From what you've written, Carlos, it appears that you are fluent in both VFP and Delphi. Here is a solution: Teach Client Server stratigies using both tools, assuming the students have access to Student Versions of VFP or can afford the full license cost. Ethical considerations: Pirating is not an option.

For Delphi, use Kylix on Linux. Kylix and Delphi 6 are essentially identical. You can download Kylix Open Edition for free from the Borland site. Also, there are a set of database drivers from zeos that are free at http://www.bigblu.de/zeos/eng/index.html. Delphi 6 and Kylix can cross compile code if Borland's CLX widget set is used, with only a couple of compiler definitions required to be set. For a backend try PostgreSQL. It is an industrial strength RDBMS and it's pgsql language is similar to Oracle, and in some situations identical. At http://www.postgresql.org is a jump off point to a language of your choice.

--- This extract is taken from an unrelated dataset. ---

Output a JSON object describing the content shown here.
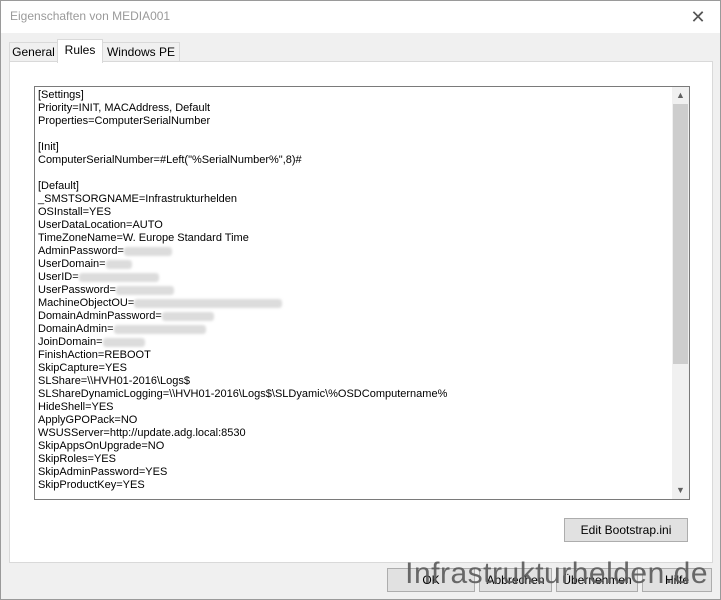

Borland isn't going down anytime soon, and MS hasn't made it safely through the courts yet. Judging from the results of their last two appeals, in a previously favorable appeals court, some sort of punishment will, more than likely, be handed down. Best case mode: a fine of a couple billion dollars, which would be a mere hand-slap. Worst Case mode: dissolution of the company into an independent OS company and one or two application companies. What will actually happen to MS or Borland depends on who you talk to at any given time.
I'll wager it will be a hand-slap. Another issue is if the injunction against XP takes place and puts MS dipping into their $30B cash reserve. My guess is that it won't go anywhere.